Dylan era um bom garoto. Foi uma criança maravilhosa e tenho certeza que vai se tornar um homem incrível. Está tendo uma boa criação por parte de meu irmão e minha cunhada, que prezam pela educação acima de tudo. É atencioso e amoroso, ajuda os pais no café sempre que pode, os clientes adoram ele. E modéstia à parte, é um garoto lindo de se observar, além de outras diversas qualidades. Tem o mesmo porte físico do Erick, os cabelos tão pretos como carvão e olhos tão azuis como um céu de primavera. Gosto de olhar para ele e perceber como ele se parece com nosso pai. Que sorte nós temos por ter esse garoto. 
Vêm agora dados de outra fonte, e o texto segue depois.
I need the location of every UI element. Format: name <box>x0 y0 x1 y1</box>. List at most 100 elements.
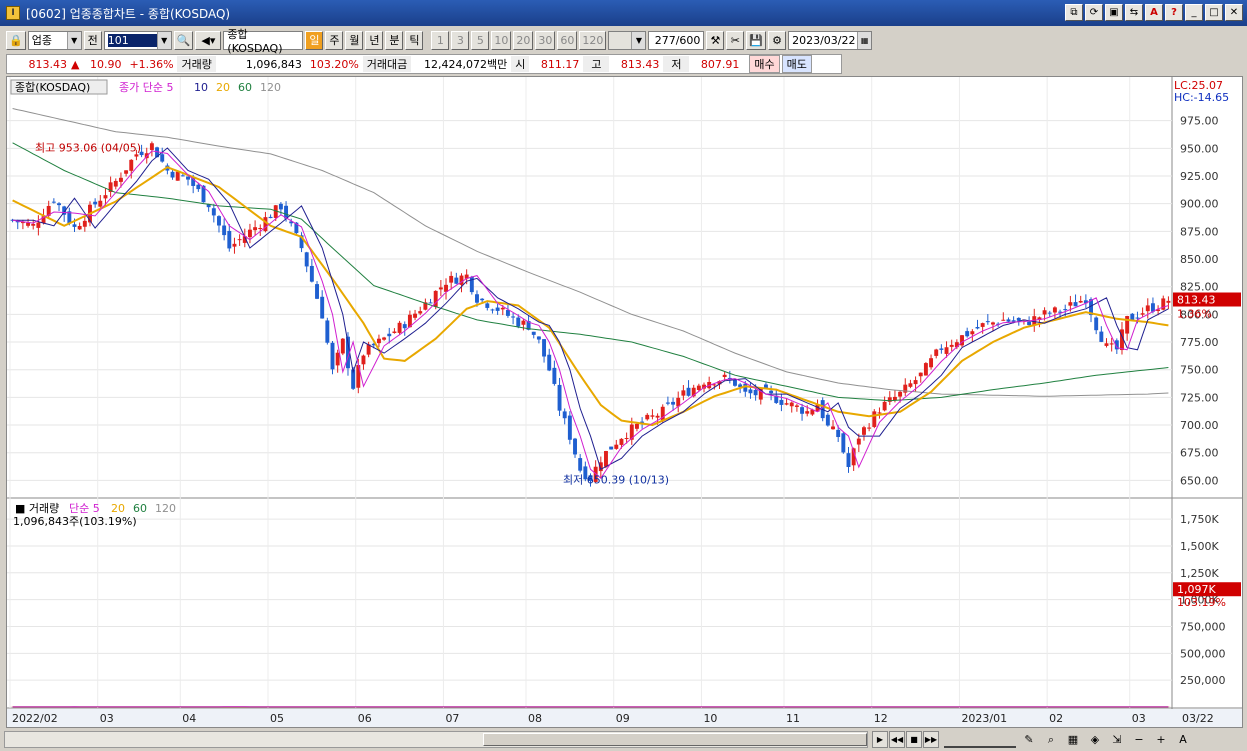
interval-20[interactable]: 20 <box>513 30 534 50</box>
volume-tick-label: 1,750K <box>1180 513 1219 526</box>
buy-button[interactable]: 매수 <box>749 55 780 73</box>
search-icon[interactable]: 🔍 <box>173 30 194 50</box>
speaker-icon[interactable]: ◀▾ <box>195 30 222 50</box>
tab-period-year[interactable]: 년 <box>365 30 384 50</box>
candle-body <box>929 358 934 368</box>
zoom-out-icon[interactable]: − <box>1134 733 1144 746</box>
candle-body <box>779 399 784 405</box>
volume-tick-label: 1,500K <box>1180 540 1219 553</box>
candle-body <box>650 415 655 417</box>
app-icon: I <box>6 6 20 20</box>
interval-5[interactable]: 5 <box>471 30 490 50</box>
candle-body <box>738 384 743 388</box>
candle-body <box>129 159 134 171</box>
candle-body <box>1094 317 1099 331</box>
candle-body <box>407 314 412 328</box>
interval-60[interactable]: 60 <box>557 30 578 50</box>
count-field[interactable]: 277 /600 <box>648 30 705 50</box>
chart-area[interactable]: 975.00 950.00 925.00 900.00 875.00 850.00 825.… <box>6 76 1243 728</box>
pen-icon[interactable]: ✎ <box>1024 733 1034 746</box>
candle-body <box>263 217 268 232</box>
candle-body <box>774 395 779 403</box>
candle-body <box>77 225 82 230</box>
horizontal-scrollbar[interactable] <box>4 731 868 748</box>
volume-tick-label: 750,000 <box>1180 620 1226 633</box>
refresh-icon[interactable]: ⟳ <box>1085 4 1103 21</box>
ma5-line <box>12 150 1169 479</box>
rewind-icon[interactable]: ◀◀ <box>889 731 905 748</box>
candle-body <box>743 383 748 392</box>
stop-icon[interactable]: ■ <box>906 731 922 748</box>
candle-body <box>325 320 330 343</box>
tab-period-month[interactable]: 월 <box>345 30 364 50</box>
candle-body <box>712 384 717 386</box>
candle-body <box>794 405 799 407</box>
candle-body <box>237 239 242 241</box>
save-icon[interactable]: 💾 <box>746 30 767 50</box>
tab-period-week[interactable]: 주 <box>325 30 344 50</box>
close-button[interactable]: ✕ <box>1225 4 1243 21</box>
candle-body <box>944 347 949 354</box>
prefix-button[interactable]: 전 <box>83 30 102 50</box>
date-tick-label: 09 <box>616 712 630 725</box>
tab-period-minute[interactable]: 분 <box>385 30 404 50</box>
maximize-button[interactable]: □ <box>1205 4 1223 21</box>
candle-body <box>428 302 433 304</box>
zoom-slider[interactable] <box>944 731 1016 748</box>
code-input[interactable]: 101 ▼ <box>103 30 172 50</box>
settings-tool-icon[interactable]: ⚒ <box>706 30 725 50</box>
scissors-icon[interactable]: ✂ <box>726 30 745 50</box>
play-icon[interactable]: ▶ <box>872 731 888 748</box>
change: 10.90 <box>89 57 122 71</box>
candle-body <box>862 427 866 435</box>
candle-body <box>315 284 319 299</box>
candle-body <box>103 195 108 199</box>
swap-icon[interactable]: ⇆ <box>1125 4 1143 21</box>
market-select[interactable]: 업종 ▼ <box>27 30 82 50</box>
candle-body <box>227 230 232 249</box>
candle-body <box>444 284 448 292</box>
sell-button[interactable]: 매도 <box>781 55 812 73</box>
fast-forward-icon[interactable]: ▶▶ <box>923 731 939 748</box>
candle-body <box>769 390 774 394</box>
interval-dropdown[interactable]: ▼ <box>608 30 647 50</box>
candle-body <box>217 216 221 226</box>
candle-body <box>985 321 990 323</box>
interval-120[interactable]: 120 <box>579 30 607 50</box>
candle-body <box>789 402 794 407</box>
interval-30[interactable]: 30 <box>535 30 556 50</box>
interval-1[interactable]: 1 <box>431 30 450 50</box>
candle-body <box>1006 319 1011 322</box>
minimize-button[interactable]: _ <box>1185 4 1203 21</box>
candle-body <box>536 336 541 340</box>
font-icon[interactable]: A <box>1145 4 1163 21</box>
candle-body <box>124 170 129 174</box>
date-tick-label: 11 <box>786 712 800 725</box>
gear-icon[interactable]: ⚙ <box>768 30 787 50</box>
calendar-icon[interactable]: ▦ <box>857 31 872 49</box>
scrollbar-thumb[interactable] <box>483 733 867 746</box>
high-annotation: 최고 953.06 (04/05) <box>35 142 141 155</box>
candle-body <box>1166 300 1171 303</box>
candle-body <box>567 415 572 440</box>
interval-10[interactable]: 10 <box>491 30 512 50</box>
interval-3[interactable]: 3 <box>451 30 470 50</box>
market-value: 업종 <box>31 34 52 47</box>
screen-icon[interactable]: ▣ <box>1105 4 1123 21</box>
candle-body <box>41 216 46 223</box>
date-field[interactable]: 2023/03/22 ▦ <box>788 30 873 50</box>
layers-icon[interactable]: ◈ <box>1090 733 1100 746</box>
candle-body <box>562 411 567 419</box>
chart-svg[interactable]: 975.00 950.00 925.00 900.00 875.00 850.00 825.… <box>7 77 1242 727</box>
text-tool-icon[interactable]: A <box>1179 733 1187 746</box>
help-icon[interactable]: ? <box>1165 4 1183 21</box>
tab-period-day[interactable]: 일 <box>305 30 324 50</box>
tab-period-tick[interactable]: 틱 <box>405 30 424 50</box>
search-chart-icon[interactable]: ⌕ <box>1047 733 1055 746</box>
lock-icon[interactable]: 🔒 <box>6 30 26 50</box>
shrink-icon[interactable]: ⇲ <box>1112 733 1122 746</box>
link-window-icon[interactable]: ⧉ <box>1065 4 1083 21</box>
zoom-in-icon[interactable]: + <box>1156 733 1166 746</box>
grid-icon[interactable]: ▦ <box>1067 733 1079 746</box>
current-pct-text: 1.36% <box>1177 308 1212 321</box>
- Aqui está seu almoço filhão! 

- Obrigado papai ... oi Zoe, como vai minha garota ? - Zoe sempre sorri quando vê o Dylan. E adora quando ele a pega no colo. Apesar de seus poucos 3 anos de idade, é uma menina muito esperta e quase impossível de não se apaixonar.

- Vamos, vamos ... estamos muito atrasados. - E saímos do café as pressas. 

Graças ao café ser bem embaixo de onde moramos, sempre que Rachel chega em casa, deixa a chave com Erick para que ele busque seu carro e estacione bem em frente ao café antes de fechar e subir. Depois de ajeitar as crianças no banco traseiro, sento- me ao lado de Rachel e fixo o cinto de segurança na trava. Enquanto Rachel manobra para sair da vaga, eu olho para meu reflexo no espelho retrovisor e penso: - Lá vamos nós de novo!